JDK-6379795 : memory fences missing in concurrent mark sweep GC code
  • Type: Bug
  • Component: hotspot
  • Sub-Component: gc
  • Affected Version: 1.4.2,1.4.2_12
  • Priority: P3
  • Status: Closed
  • Resolution: Duplicate
  • OS: generic
  • CPU: generic
  • Submitted: 2006-02-01
  • Updated: 2013-01-26
  • Resolved: 2010-08-04
The Version table provides details related to the release that this issue/RFE will be addressed.

Unresolved : Release in which this issue/RFE will be addressed.
Resolved: Release in which this issue/RFE has been resolved.
Fixed : Release in which this issue/RFE has been fixed. The release containing this fix may be available for download as an Early Access Release or a General Availability Release.

To download the current JDK release, click here.
JDK 7
7Resolved
Related Reports
Duplicate :  
Relates :  
Relates :  
Description
Several memory fences are needed in the concurrent mark sweep GC source code. This has caused intermittent crashes that's very hard to trace.

1. In ConcurrentMarkSweepGeneration::par_promote():

First in a call to alloc(), a free block is marked as not free by storing 0 to _prev field, which corresponds to the _klass field in an oop header. Next copy_words_aligned is called to fill in the other fields of the object. Last _klass field is set to the correct value. These three steps have to become visible exactly in this order.
But there is no code to force this ordering on a weakly ordered machine.
The fix is to add a call to membar() after the call to alloc(), then make the last store to _klass a volatile (release) store.

2. Corresponding to 1, in CompactibleFreeListSpace::block_is_obj():
The read from _klass needs to be changed to a volatile (acquire) load to make sure the last store to _klass in ConcurrentMarkSweepGeneration::par_promote() is observed only after all other stores to the promoted object.

3. The following comment

    // Update BOT last so that other (parallel) GC threads see a consistent
    // view of the BOT and free blocks.
    // Above must occur before BOT is updated below.

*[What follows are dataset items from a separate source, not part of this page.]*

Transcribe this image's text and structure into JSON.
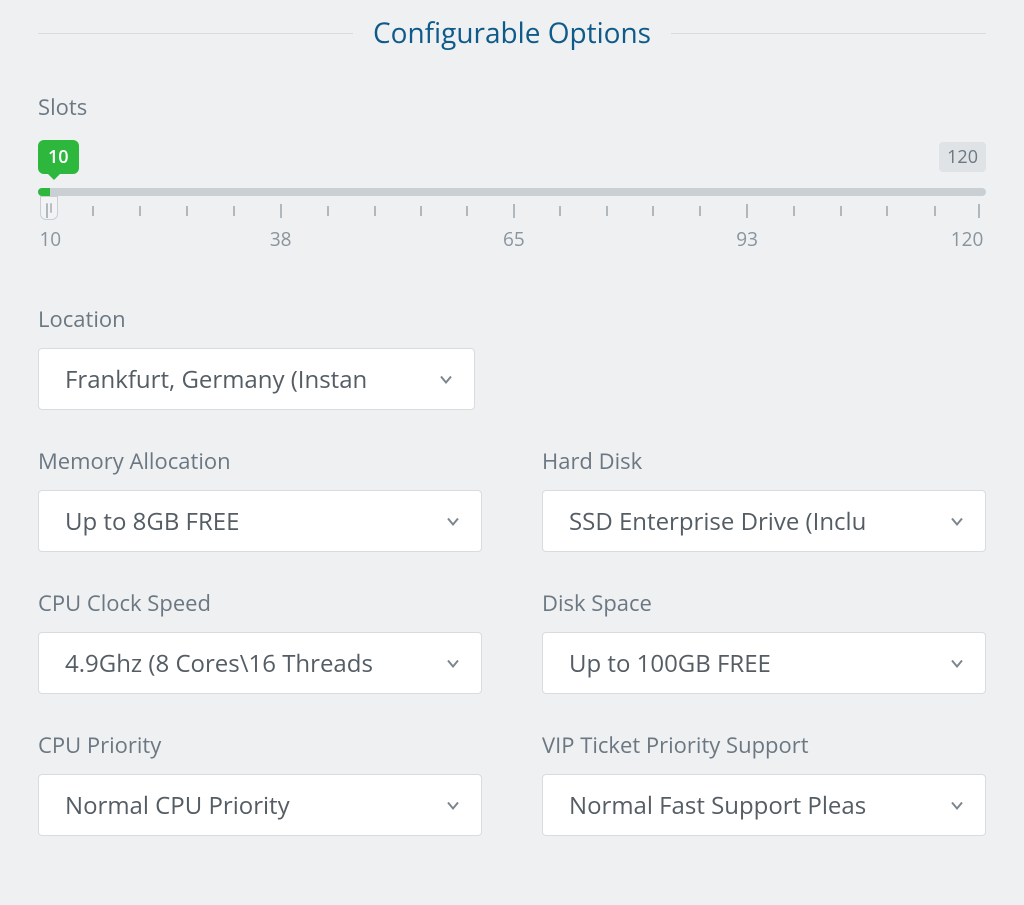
{
  "heading": "Configurable Options",
  "slots": {
    "label": "Slots",
    "min_value": "10",
    "max_value": "120",
    "scale_labels": [
      "10",
      "38",
      "65",
      "93",
      "120"
    ]
  },
  "fields": {
    "location": {
      "label": "Location",
      "value": "Frankfurt, Germany (Instan"
    },
    "memory": {
      "label": "Memory Allocation",
      "value": "Up to 8GB FREE"
    },
    "hard_disk": {
      "label": "Hard Disk",
      "value": "SSD Enterprise Drive (Inclu"
    },
    "cpu_clock": {
      "label": "CPU Clock Speed",
      "value": "4.9Ghz (8 Cores\\16 Threads"
    },
    "disk_space": {
      "label": "Disk Space",
      "value": "Up to 100GB FREE"
    },
    "cpu_priority": {
      "label": "CPU Priority",
      "value": "Normal CPU Priority"
    },
    "vip_support": {
      "label": "VIP Ticket Priority Support",
      "value": "Normal Fast Support Pleas"
    }
  }
}
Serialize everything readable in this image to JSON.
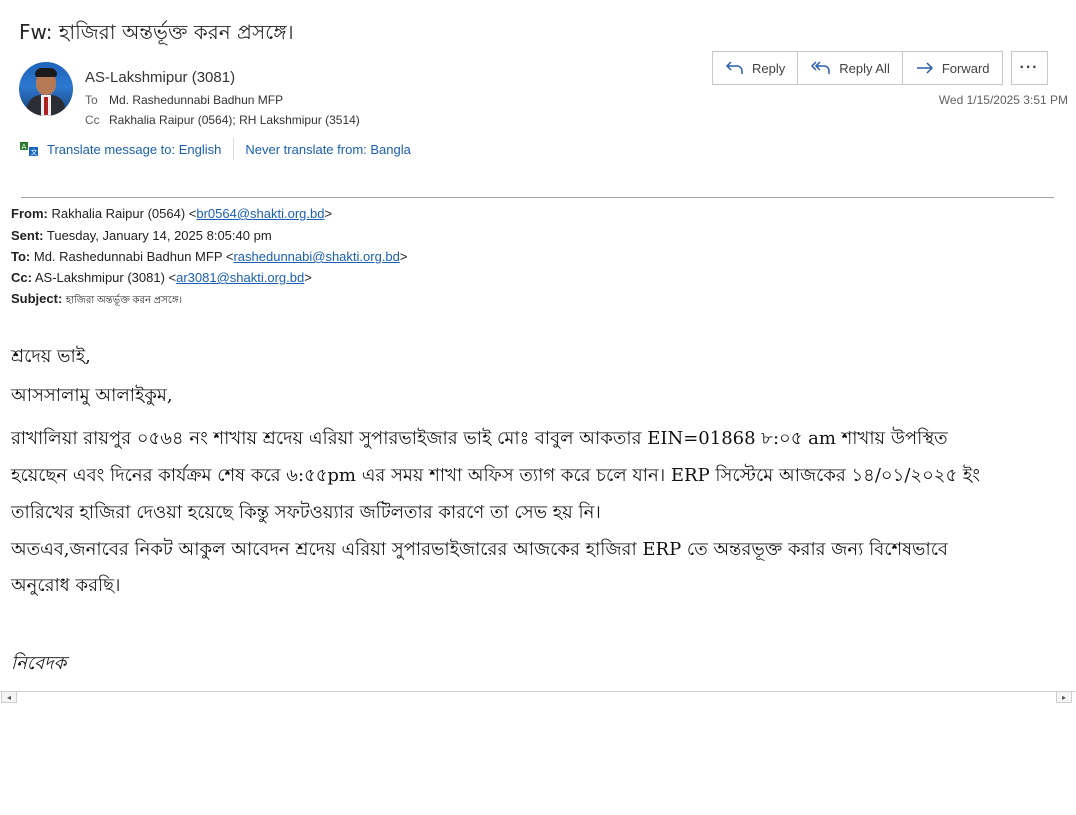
{
  "subject": "Fw: হাজিরা অন্তর্ভূক্ত করন প্রসঙ্গে।",
  "sender": "AS-Lakshmipur (3081)",
  "to": {
    "label": "To",
    "value": "Md. Rashedunnabi Badhun MFP"
  },
  "cc": {
    "label": "Cc",
    "value": "Rakhalia Raipur (0564); RH Lakshmipur (3514)"
  },
  "translate": {
    "translate_label": "Translate message to: English",
    "never_label": "Never translate from: Bangla"
  },
  "actions": {
    "reply": "Reply",
    "reply_all": "Reply All",
    "forward": "Forward",
    "more": "···"
  },
  "date": "Wed 1/15/2025 3:51 PM",
  "forwarded": {
    "from_label": "From:",
    "from_name": "Rakhalia Raipur (0564) <",
    "from_email": "br0564@shakti.org.bd",
    "from_end": ">",
    "sent_label": "Sent:",
    "sent_value": "Tuesday, January 14, 2025 8:05:40 pm",
    "to_label": "To:",
    "to_name": "Md. Rashedunnabi Badhun MFP <",
    "to_email": "rashedunnabi@shakti.org.bd",
    "to_end": ">",
    "cc_label": "Cc:",
    "cc_name": "AS-Lakshmipur (3081) <",
    "cc_email": "ar3081@shakti.org.bd",
    "cc_end": ">",
    "subject_label": "Subject:",
    "subject_value": "হাজিরা অন্তর্ভূক্ত করন প্রসঙ্গে।"
  },
  "body": {
    "line1": "শ্রদেয়  ভাই,",
    "line2": "আসসালামু আলাইকুম,",
    "line3": "রাখালিয়া  রায়পুর  ০৫৬৪  নং  শাখায় শ্রদেয় এরিয়া সুপারভাইজার ভাই মোঃ বাবুল আকতার EIN=01868  ৮:০৫ am শাখায় উপস্থিত",
    "line4": "হয়েছেন এবং দিনের কার্যক্রম শেষ করে ৬:৫৫pm এর সময় শাখা অফিস ত্যাগ করে চলে যান। ERP সিস্টেমে আজকের ১৪/০১/২০২৫ ইং",
    "line5": "তারিখের  হাজিরা দেওয়া হয়েছে কিন্তু সফটওয়্যার জটিলতার কারণে তা সেভ হয় নি।",
    "line6": "অতএব,জনাবের নিকট আকুল আবেদন শ্রদেয় এরিয়া সুপারভাইজারের আজকের হাজিরা ERP তে অন্তরভূক্ত করার জন্য  বিশেষভাবে",
    "line7": "অনুরোধ করছি।",
    "signature": "নিবেদক"
  },
  "colors": {
    "link": "#1a5fb4",
    "text": "#222222",
    "border": "#c8c8c8"
  }
}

is seen in CompactibleFreeListSpace::getChunkFromLinearAllocBlock(), CompactibleFreeListSpace::getChunkFromLinearAllocBlockRemainder(), CompactibleFreeListSpace::splitChunkAndReturnRemainder(), and CompactibleFreeListSpace::par_get_chunk_of_blocks(). But there is no code that forces the order on a weakly ordered machine. A membar is needed for each instance.
more missing fences

inline bool OopTaskQueue::push(Task t) {
  ...
  _elems[localBot] = (TskET*) t;
  Atomic::write_barrier();  // MISSING BARRIER HERE <-- NOT IN SUN CODE????
  _bottom = increment_index(localBot);|
  ...
|}



template<class E> class TaskQueue : public GenericTaskQueueSuper {
  // Slow paths for push, pop_local.  (pop_global has no fast path.)
  bool push_slow(E t, juint dirty_n_elems) {
    if (dirty_n_elems == n() - 1) {
      // Actually means 0, so do the push.
      juint localBot = _bottom;
      _elems[localBot] = (TskET*) t;
      Atomic::write_barrier();  // Yet Another Missing Barrier in SUN
CODE????
      _bottom = increment_index(localBot);
      return true;
    } else
      return false;
  }


bool OopTaskQueue::pop_global(Task& t) {
  Age newAge;
  Age oldAge = get_age();
  Atomic::membar();  // Yet Another Missing Barrier in SUN CODE???
  juint localBot = _bottom;
  juint n_elems = size(localBot, oldAge.top());
  ...



bool GenericTaskQueueSuper::
pop_local_slow(juint localBot, Age oldAge) {
  ...
  set_age(newAge);
  Atomic::membar();  // Yet Another Missing Barrier in SUN CODE???
  assert(dirty_size(localBot, get_top()) != n() - 1,
     "Shouldn't be possible...");
  ...

Comments
EVALUATION The first two of the TaskQueue barriers mentioned in the description (the one in push() and the one in push_slow()) were added when 6888847 was fixed.
29-05-2010

EVALUATION This should be fixed; see comments section.
13-02-2006